Dove c’è un iPod c’è pericolo di incendio. La tesi è sostenuta da Kiro Tv, secondo le cui ricerche sarebbero molti i casi già verificatisi. Il tutto sarebbe però aggravato da un comportamento ostruzionista da parte di Apple, i cui legali avrebbero in ogni modo fermato la pubblicazione delle osservazioni della Consumer Product Safety Commission. Trattasi di documentazione, a tutti gli effetti, scottante: gli iPod sarebbero stati più volte identificati come causa di incendio e di danni fisici causati da temperature eccessive. Ora che il vaso di Pandora si è aperto, il caso è destinato a far discutere.
Il problema sarebbe datato e diffuso su ogni tipo di iPod: dal classico al Nano, fino allo Shuffle. Le segnalazioni sono giunte da più parti a livello internazionale, facendo riferimento a fumo fuoriuscito dal case fino a ustioni da contatto diretto, passando per veri e propri incendi con fiamma viva. Il filo comune delle narrazioni raccolte da Kiro 7 è nel fatto che Apple sia stata avvertita più volte di quanto successo, ma le risposte sono sempre state relative a “casi isolati” non meritevoli di ulteriori approfondimenti. Inevitabilmente, inoltre, il problema viene ricollegato anche al pericolo di surriscaldamento già verificato sugli iPhone ed ammesso da Cupertino.

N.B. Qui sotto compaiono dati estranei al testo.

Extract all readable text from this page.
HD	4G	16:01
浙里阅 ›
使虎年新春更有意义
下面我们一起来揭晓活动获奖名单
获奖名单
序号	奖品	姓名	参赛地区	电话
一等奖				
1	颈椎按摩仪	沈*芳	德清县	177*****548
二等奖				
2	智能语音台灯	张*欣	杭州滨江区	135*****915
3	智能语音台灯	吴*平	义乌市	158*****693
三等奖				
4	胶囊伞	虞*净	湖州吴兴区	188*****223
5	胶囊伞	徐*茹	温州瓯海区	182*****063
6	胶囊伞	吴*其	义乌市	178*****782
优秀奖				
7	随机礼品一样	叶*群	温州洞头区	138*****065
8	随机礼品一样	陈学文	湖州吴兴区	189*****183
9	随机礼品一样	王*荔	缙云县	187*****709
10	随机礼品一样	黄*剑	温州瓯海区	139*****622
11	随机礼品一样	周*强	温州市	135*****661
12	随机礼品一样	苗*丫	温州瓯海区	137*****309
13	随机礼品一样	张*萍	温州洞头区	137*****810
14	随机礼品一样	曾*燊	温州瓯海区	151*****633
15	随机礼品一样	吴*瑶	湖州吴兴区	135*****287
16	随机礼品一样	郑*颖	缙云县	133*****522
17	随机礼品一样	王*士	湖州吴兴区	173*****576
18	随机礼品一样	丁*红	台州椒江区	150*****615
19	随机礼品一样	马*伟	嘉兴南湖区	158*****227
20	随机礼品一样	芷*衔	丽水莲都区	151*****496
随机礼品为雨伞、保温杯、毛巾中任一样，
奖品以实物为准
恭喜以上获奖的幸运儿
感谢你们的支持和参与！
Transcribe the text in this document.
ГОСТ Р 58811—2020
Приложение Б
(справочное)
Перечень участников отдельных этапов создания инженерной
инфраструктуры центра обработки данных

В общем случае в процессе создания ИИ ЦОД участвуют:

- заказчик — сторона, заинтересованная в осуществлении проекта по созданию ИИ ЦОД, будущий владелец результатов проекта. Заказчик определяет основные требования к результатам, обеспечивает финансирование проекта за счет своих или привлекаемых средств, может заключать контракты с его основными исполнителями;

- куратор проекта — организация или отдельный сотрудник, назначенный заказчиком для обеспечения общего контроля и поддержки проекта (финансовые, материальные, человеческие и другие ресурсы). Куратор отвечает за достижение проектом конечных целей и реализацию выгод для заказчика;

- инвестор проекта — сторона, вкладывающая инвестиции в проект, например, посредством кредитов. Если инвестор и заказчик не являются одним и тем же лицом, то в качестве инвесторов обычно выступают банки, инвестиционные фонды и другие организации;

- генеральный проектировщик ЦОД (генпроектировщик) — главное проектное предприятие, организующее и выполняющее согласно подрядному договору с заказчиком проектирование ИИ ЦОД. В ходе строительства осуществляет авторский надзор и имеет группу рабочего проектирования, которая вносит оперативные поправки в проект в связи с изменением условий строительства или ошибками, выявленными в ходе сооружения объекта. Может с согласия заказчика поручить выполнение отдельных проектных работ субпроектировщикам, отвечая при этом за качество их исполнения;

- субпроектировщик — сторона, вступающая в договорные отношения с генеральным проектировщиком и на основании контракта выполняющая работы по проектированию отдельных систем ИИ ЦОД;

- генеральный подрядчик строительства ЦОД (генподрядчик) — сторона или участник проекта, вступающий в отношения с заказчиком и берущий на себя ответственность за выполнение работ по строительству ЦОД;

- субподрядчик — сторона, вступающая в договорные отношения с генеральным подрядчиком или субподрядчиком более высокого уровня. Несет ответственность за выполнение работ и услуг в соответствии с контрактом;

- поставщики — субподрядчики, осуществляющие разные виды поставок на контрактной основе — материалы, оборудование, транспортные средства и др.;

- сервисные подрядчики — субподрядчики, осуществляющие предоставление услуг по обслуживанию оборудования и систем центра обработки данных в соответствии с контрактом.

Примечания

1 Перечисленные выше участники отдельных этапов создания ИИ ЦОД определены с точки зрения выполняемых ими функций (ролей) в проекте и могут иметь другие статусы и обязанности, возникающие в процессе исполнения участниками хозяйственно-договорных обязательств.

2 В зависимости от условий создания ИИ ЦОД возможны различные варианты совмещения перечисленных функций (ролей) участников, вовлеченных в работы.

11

La causa potrebbe essere nelle batterie al Litio utilizzate dai dispositivi Apple. Tanto Apple quanto Dell avrebbero già richiamato numerose batterie nel 2006, ma gli iPod sono stati finora esclusi da questo tipo di iniziativa. Indagini interne di Apple sminuiscono ancor oggi il problema, il tutto con la conferma proveniente dal report conclusivo della Consumer Product Safety Commission: «il numero di incidenti è estremamente basso in relazione al numero di prodotti venduti, rendendo il rischio di incidente molto basso». Poche unità su oltre 170 milioni di device, insomma, non costituiscono una casistica meritevole di particolare attenzione e, soprattutto, non rappresentano un rischio tale da motivare un recall di massa che avrebbe costi ingenti per l’azienda. Teoria confermata anche da federali e agenzie governative: gli stessi dati, spiega la CPSC, sono già stati passati al vaglio in passato senza tuttavia configurare una situazione tale da poter imporre un richiamo alla casa madre dei prodotti difettosi.
800 pagine di documentazione mettono Apple all’indice. Almeno 15 i casi dettagliati nel report, descriventi le situazioni e le persone coinvolte (in molti casi ragazzi giovani ed il più delle volte senza gravi conseguenze). Se il problema non è numericamente consistente, balza però all’attenzione la resistenza posta dall’azienda alla pubblicazione dei dati emersi: 7 mesi di ostruzionismo offrono all’indagine KiroTv la migliore delle promozioni.